3. Young business people think of the country as a business. This is madness. Any merger of business and politics has all ways been oppressive. Mussolini himself defined Fascism as a merger of corporate and state power. It would be cute if you could operate the country in such a fashion. But at one point or an other one realises that one has to surrender control in order to honor others and their needs. Sanders has a long-standing history of championing the needs of people. Trump has no such history. He has all ways served his self. He is only an idol to people who are likewise interested in serving their selves. Many of them might be good people who see the ruthlessness of the competitive market-place as simply a necessary evil towards the perpetuation of good business. They like to poke holes in things like socialism because they do not see their own contributions to its failings and do not wish to take responsibility for it. As I have said: any merger of business and politics is oppressive. Communism in its purest sense eliminates business all together, replacing the abstraction of profit with material needs as its main goal. It has only gone wrong where it failed to eliminate the monetary system. Such limitations as it faced are however now archaic.*
4. Conservative Christians like Trump because he represents the judeo-christian ethic of the self-made man. Their religion is based entirely in the cession of authority to a messianic figure. Trump fits the bill, even if they will not admit this to be sacrilege.
They all so hate Sanders because they do not want to admit that the status quo has every problem that they ascribe to Communism and Socialism, with the exception that they are not obligated by State to be any thing but greedy. That responsibility remains with the Church, who have no motive to really preach generosity either.

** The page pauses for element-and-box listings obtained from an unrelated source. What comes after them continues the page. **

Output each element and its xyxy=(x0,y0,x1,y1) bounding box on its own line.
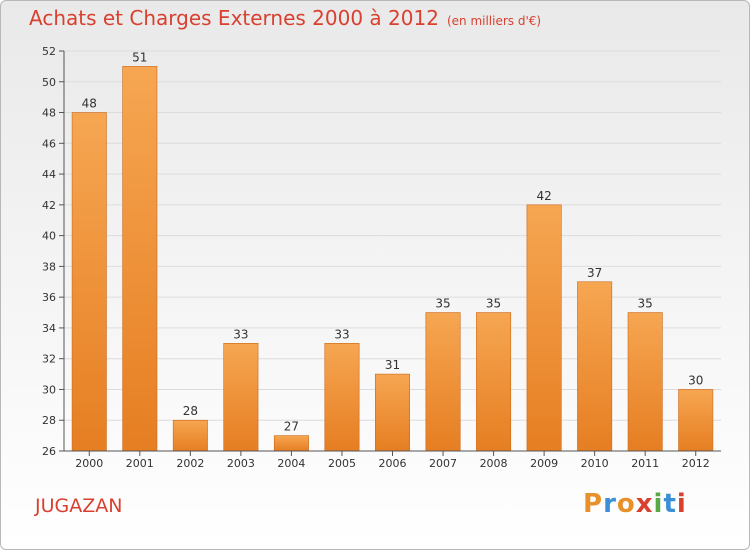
proxiti-logo: Proxiti xyxy=(583,489,687,519)
x-tick-label: 2005 xyxy=(328,457,356,470)
x-tick-label: 2012 xyxy=(682,457,710,470)
bar xyxy=(526,204,562,452)
bar xyxy=(324,343,360,452)
bar xyxy=(375,373,410,452)
x-tick-label: 2008 xyxy=(480,457,508,470)
x-tick-label: 2009 xyxy=(530,457,558,470)
y-tick-label: 48 xyxy=(42,107,56,120)
logo-letter: r xyxy=(603,489,617,519)
bar-value-label: 37 xyxy=(587,266,602,280)
axes xyxy=(59,50,721,456)
y-tick-label: 34 xyxy=(42,322,56,335)
x-tick-label: 2010 xyxy=(581,457,609,470)
logo-letter: i xyxy=(676,489,687,519)
bar-value-label: 30 xyxy=(688,373,703,387)
bar-value-label: 31 xyxy=(385,358,400,372)
bar-value-label: 51 xyxy=(132,50,147,64)
x-tick-label: 2007 xyxy=(429,457,457,470)
y-tick-label: 36 xyxy=(42,291,56,304)
logo-letter: i xyxy=(653,489,664,519)
y-tick-label: 46 xyxy=(42,137,56,150)
place-name: JUGAZAN xyxy=(35,495,123,517)
bar-value-label: 33 xyxy=(334,327,349,341)
x-tick-label: 2000 xyxy=(75,457,103,470)
bar xyxy=(172,419,208,452)
bar-value-label: 35 xyxy=(435,297,450,311)
chart-title: Achats et Charges Externes 2000 à 2012 (e… xyxy=(29,6,541,30)
y-tick-label: 52 xyxy=(42,45,56,58)
bar xyxy=(223,343,259,452)
logo-letter: o xyxy=(616,489,636,519)
y-tick-label: 26 xyxy=(42,445,56,458)
chart-title-text: Achats et Charges Externes 2000 à 2012 xyxy=(29,6,439,30)
bar-value-label: 28 xyxy=(183,404,198,418)
x-tick-label: 2006 xyxy=(379,457,407,470)
y-tick-label: 44 xyxy=(42,168,56,181)
chart-unit: (en milliers d'€) xyxy=(446,14,542,28)
y-tick-label: 28 xyxy=(42,414,56,427)
x-tick-label: 2011 xyxy=(631,457,659,470)
logo-letter: P xyxy=(583,489,604,519)
x-tick-label: 2001 xyxy=(126,457,154,470)
bar xyxy=(577,281,613,452)
y-tick-label: 42 xyxy=(42,199,56,212)
y-tick-label: 40 xyxy=(42,230,56,243)
bar xyxy=(425,312,461,452)
bar-value-label: 27 xyxy=(284,420,299,434)
bar-value-label: 35 xyxy=(638,297,653,311)
bar xyxy=(476,312,512,452)
bars xyxy=(71,66,714,452)
x-tick-label: 2002 xyxy=(176,457,204,470)
x-tick-label: 2003 xyxy=(227,457,255,470)
bar xyxy=(627,312,663,452)
bar-value-label: 35 xyxy=(486,297,501,311)
bar-value-label: 33 xyxy=(233,327,248,341)
x-tick-label: 2004 xyxy=(277,457,305,470)
bar-value-label: 48 xyxy=(82,97,97,111)
logo-letter: t xyxy=(663,489,677,519)
bar xyxy=(678,389,714,452)
bar xyxy=(122,66,158,452)
y-tick-label: 50 xyxy=(42,76,56,89)
bar-value-label: 42 xyxy=(536,189,551,203)
logo-letter: x xyxy=(635,489,654,519)
y-tick-label: 38 xyxy=(42,260,56,273)
tick-labels: 26 28 30 32 34 36 38 40 42 44 46 48 50 52 48 2000 51 2001… xyxy=(42,45,710,470)
y-tick-label: 32 xyxy=(42,353,56,366)
bar xyxy=(71,112,107,452)
y-tick-label: 30 xyxy=(42,383,56,396)
bar xyxy=(273,435,309,452)
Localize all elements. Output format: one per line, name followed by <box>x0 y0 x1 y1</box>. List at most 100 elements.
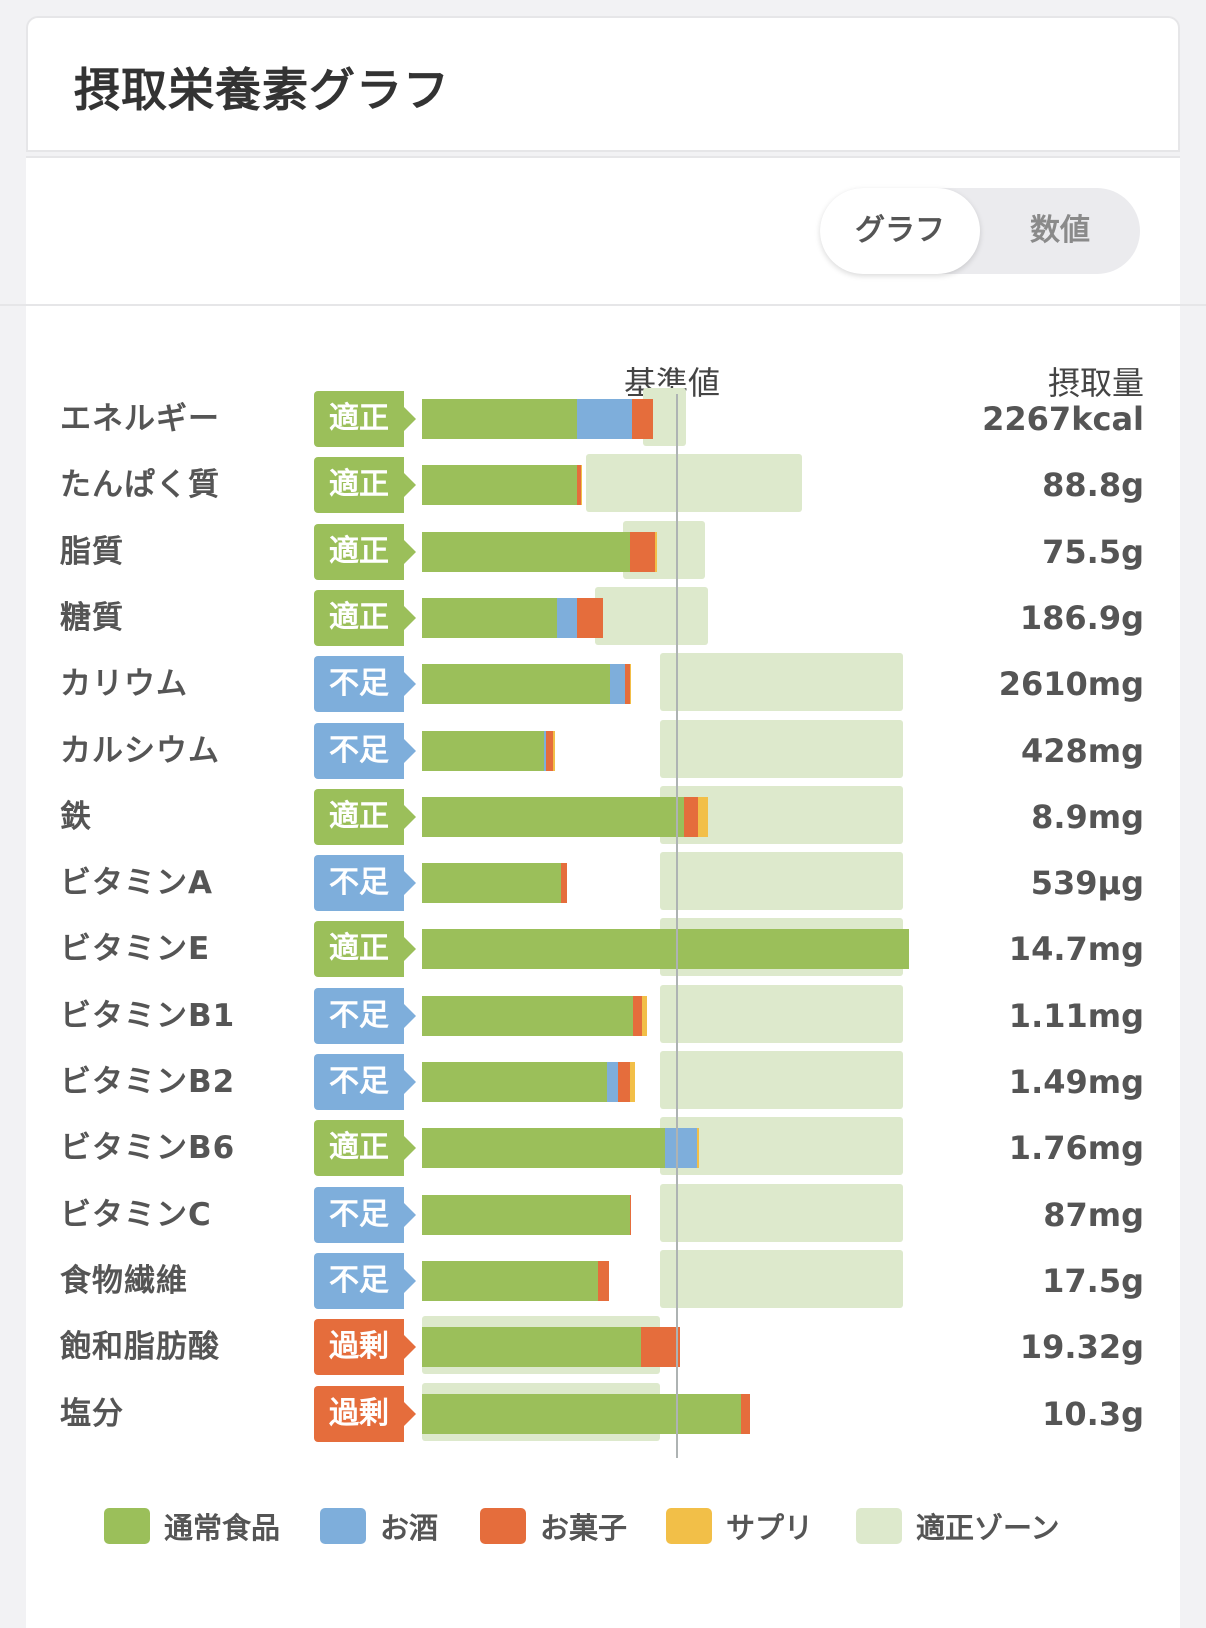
intake-bar <box>422 531 658 572</box>
nutrient-row: 糖質 適正 186.9g <box>26 586 1180 649</box>
bar-segment-normal <box>422 1194 630 1235</box>
bar-segment-normal <box>422 1062 607 1102</box>
toggle-number-button[interactable]: 数値 <box>1030 213 1090 248</box>
bar-segment-normal <box>422 796 685 837</box>
view-toggle[interactable]: グラフ 数値 <box>820 188 1140 274</box>
bar-segment-supplement <box>641 995 647 1036</box>
appropriate-zone <box>660 984 903 1043</box>
appropriate-zone <box>660 1249 903 1308</box>
intake-bar <box>422 929 909 970</box>
intake-amount: 2267kcal <box>982 400 1144 438</box>
bar-segment-supplement <box>629 1062 635 1102</box>
bar-segment-normal <box>422 597 557 638</box>
nutrient-name: ビタミンB6 <box>60 1130 236 1167</box>
bar-segment-snack <box>617 1062 630 1102</box>
status-badge: 過剰 <box>314 1385 416 1442</box>
intake-bar <box>422 1194 632 1235</box>
status-badge: 不足 <box>314 1186 416 1243</box>
status-badge: 不足 <box>314 987 416 1044</box>
intake-amount: 17.5g <box>1042 1261 1144 1300</box>
bar-segment-normal <box>422 1260 598 1301</box>
intake-amount: 75.5g <box>1042 532 1144 571</box>
nutrient-row: ビタミンE 適正 14.7mg <box>26 918 1180 980</box>
nutrient-name: カルシウム <box>60 732 220 769</box>
title-card: 摂取栄養素グラフ <box>26 16 1180 152</box>
intake-amount: 14.7mg <box>1008 930 1144 969</box>
page-title: 摂取栄養素グラフ <box>74 63 450 117</box>
nutrient-chart: 基準値 摂取量 エネルギー 適正 2267kcal たんぱく質 適正 88.8g 脂質 適正 7… <box>26 306 1180 1628</box>
nutrient-row: ビタミンA 不足 539μg <box>26 852 1180 914</box>
bar-segment-alcohol <box>556 597 577 638</box>
legend-label: 適正ゾーン <box>916 1511 1060 1545</box>
nutrient-name: ビタミンC <box>60 1196 212 1233</box>
intake-amount: 10.3g <box>1042 1394 1144 1433</box>
legend: 通常食品 お酒 お菓子 サプリ 適正ゾーン <box>26 1496 1180 1556</box>
appropriate-zone <box>660 1117 903 1176</box>
bar-segment-supplement <box>697 1128 700 1169</box>
bar-segment-normal <box>422 664 610 705</box>
nutrient-name: たんぱく質 <box>60 467 220 504</box>
intake-bar <box>422 1393 751 1434</box>
bar-segment-alcohol <box>544 730 546 771</box>
legend-label: お酒 <box>380 1511 439 1545</box>
status-badge: 過剰 <box>314 1319 416 1376</box>
legend-label: 通常食品 <box>164 1511 281 1545</box>
bar-segment-snack <box>641 1327 680 1368</box>
nutrient-row: 脂質 適正 75.5g <box>26 520 1180 583</box>
bar-segment-normal <box>422 863 561 904</box>
intake-amount: 1.49mg <box>1008 1063 1144 1101</box>
nutrient-row: たんぱく質 適正 88.8g <box>26 454 1180 516</box>
nutrient-name: ビタミンB2 <box>60 1064 236 1100</box>
nutrient-row: 塩分 過剰 10.3g <box>26 1382 1180 1445</box>
bar-segment-snack <box>597 1260 609 1301</box>
bar-segment-snack <box>560 863 567 904</box>
intake-amount: 1.76mg <box>1008 1129 1144 1168</box>
status-badge: 適正 <box>314 1120 416 1177</box>
intake-bar <box>422 730 555 771</box>
nutrient-name: ビタミンE <box>60 931 211 968</box>
nutrient-name: 脂質 <box>60 533 124 570</box>
intake-amount: 2610mg <box>998 665 1144 704</box>
intake-amount: 8.9mg <box>1031 797 1144 836</box>
bar-segment-normal <box>422 1128 665 1169</box>
legend-item: 通常食品 <box>104 1496 280 1556</box>
bar-segment-snack <box>629 1194 632 1235</box>
nutrient-name: 鉄 <box>60 798 92 835</box>
intake-bar <box>422 1128 700 1169</box>
swatch-normal-icon <box>104 1508 150 1544</box>
appropriate-zone <box>660 852 903 911</box>
nutrient-name: ビタミンB1 <box>60 997 236 1034</box>
status-badge: 不足 <box>314 722 416 779</box>
toggle-graph-button[interactable]: グラフ <box>820 188 980 274</box>
legend-item: サプリ <box>666 1496 813 1556</box>
status-badge: 適正 <box>314 921 416 978</box>
bar-segment-snack <box>632 995 642 1036</box>
bar-segment-alcohol <box>609 664 625 705</box>
bar-segment-alcohol <box>606 1062 618 1102</box>
bar-segment-supplement <box>698 796 709 837</box>
nutrient-row: 鉄 適正 8.9mg <box>26 785 1180 848</box>
intake-bar <box>422 664 632 705</box>
appropriate-zone <box>660 1183 903 1242</box>
amount-header: 摂取量 <box>1047 364 1144 402</box>
view-toggle-area: グラフ 数値 <box>26 156 1180 306</box>
status-badge: 適正 <box>314 391 416 447</box>
swatch-alcohol-icon <box>320 1508 366 1544</box>
appropriate-zone <box>595 586 709 645</box>
swatch-zone-icon <box>856 1508 902 1544</box>
bar-segment-supplement <box>629 664 632 705</box>
intake-bar <box>422 796 709 837</box>
nutrient-row: 飽和脂肪酸 過剰 19.32g <box>26 1316 1180 1378</box>
bar-segment-snack <box>545 730 553 771</box>
nutrient-name: 塩分 <box>60 1395 124 1432</box>
bar-segment-supplement <box>655 531 658 572</box>
intake-amount: 539μg <box>1030 864 1144 903</box>
status-badge: 適正 <box>314 589 416 646</box>
bar-segment-alcohol <box>664 1128 698 1169</box>
bar-segment-snack <box>631 399 653 439</box>
intake-bar <box>422 465 583 506</box>
bar-segment-normal <box>422 399 578 439</box>
bar-segment-snack <box>629 531 656 572</box>
legend-label: サプリ <box>726 1511 814 1545</box>
bar-segment-snack <box>577 465 581 506</box>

Oh, and they do not see why it is imperative to try some thing even if it has failed in the ostensible past.
All in all, only the ignorant ego would favour Trump. And this is empowered by a loss of faith in radical social change by a generation of people who have information but not wisdom. Dm.

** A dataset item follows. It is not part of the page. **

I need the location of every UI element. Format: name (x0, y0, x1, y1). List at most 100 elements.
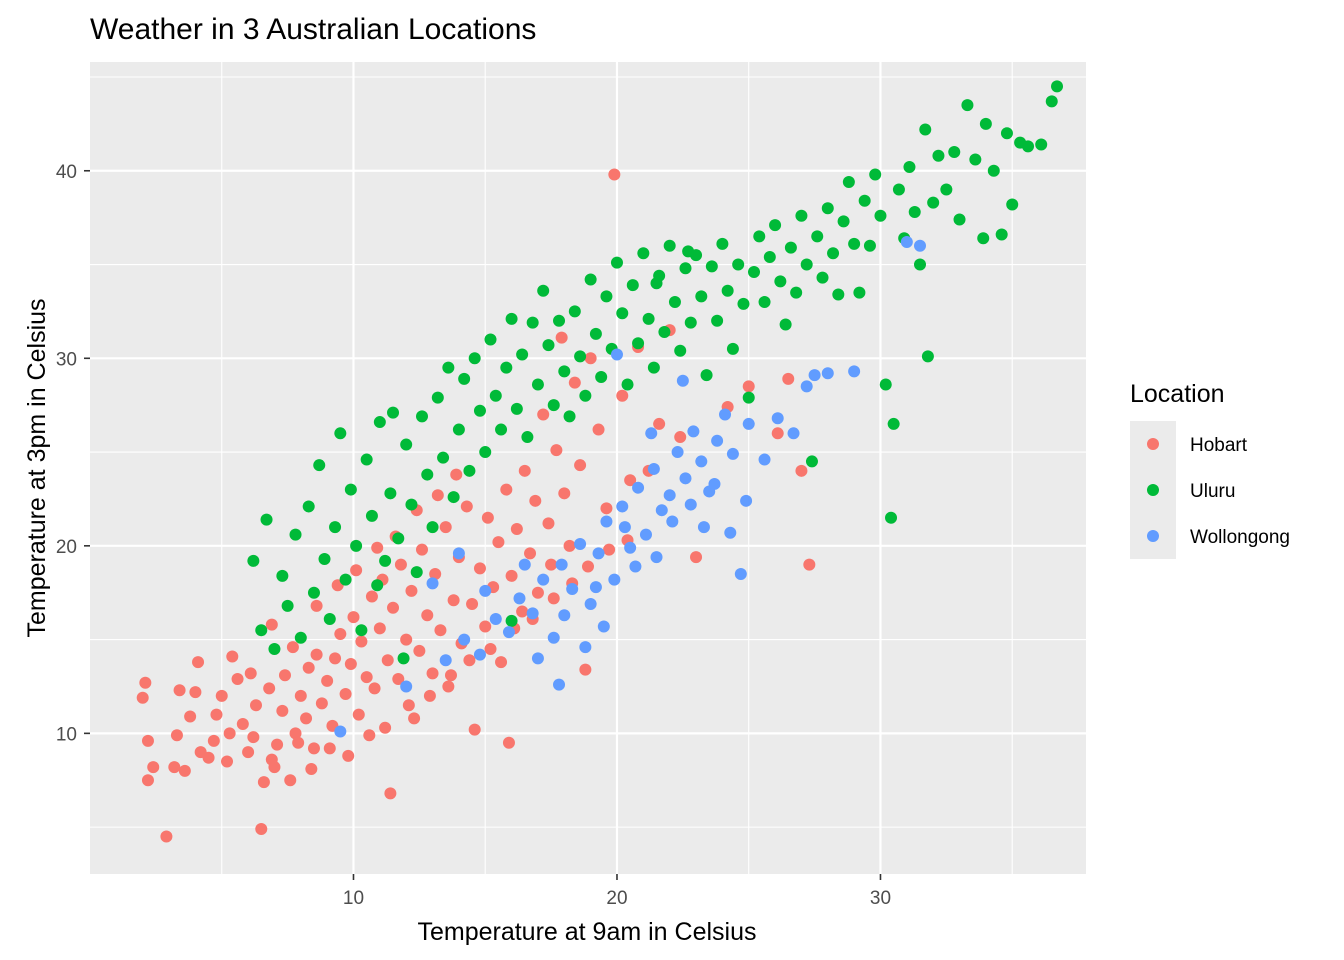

*There is one further problem to the business mentality. People think we owe money to China. It is no stretch of the post-modern imagination to see the joke of the matter here. Money is not backed by any thing any more. The gold standard is dead. The Federal Reserve could theoretically pay off all our debts to China. Since it would be going abroad it would not affect our inflation. China would simply have more spending power in the world market. (As Lao Tzu would say: the sacrificial feast.) It could buy more of our goods, and any good, theoretically, but no one is obligated to sell that good to it. So that money would not have to return to U.S. circulation, and its value would not be depreciated by the sudden presence of the money. Nationalists hate this. They want China to fall apart. It is really a weak power. It is supposed to be “moving towards” capitalism, but that notwithstanding Xi Jinping is as bad as Mao Tse Tong, and no: the move towards capitalism is not a reaction towards Xi but rather an extension of his policies. There is only one problem then: the National Reserve is a private bank. It is one of three that control our money.
People do not realize that money is a system of control. So they vote for a man who “knows how to make it”. But his deals are ruthless and would be insulting to the world powers. This is not a game of [M]onopoly. This is the world. To negotiate in international politics requires a sensitivity to the needs of different people in different cultures. Only bigots and dogmatists who hate other cultures would support a man like Trump. They are politicians who criticise “Multi-culturalism” like it’s just some neo-Liberal agenda and not a natural out-growth of the civilized human being becoming aware of its world on a larger scale.
Oh and yes. I agree with you that Hillary is a ¢un+. She can only be elected if the neo-liberals are stupid enough to elect based only on gender and if the rest of the population dismisses an honest politician just because he belongs to a political radicalism mainly unheard of in this day and age of imperial privilege. Dm.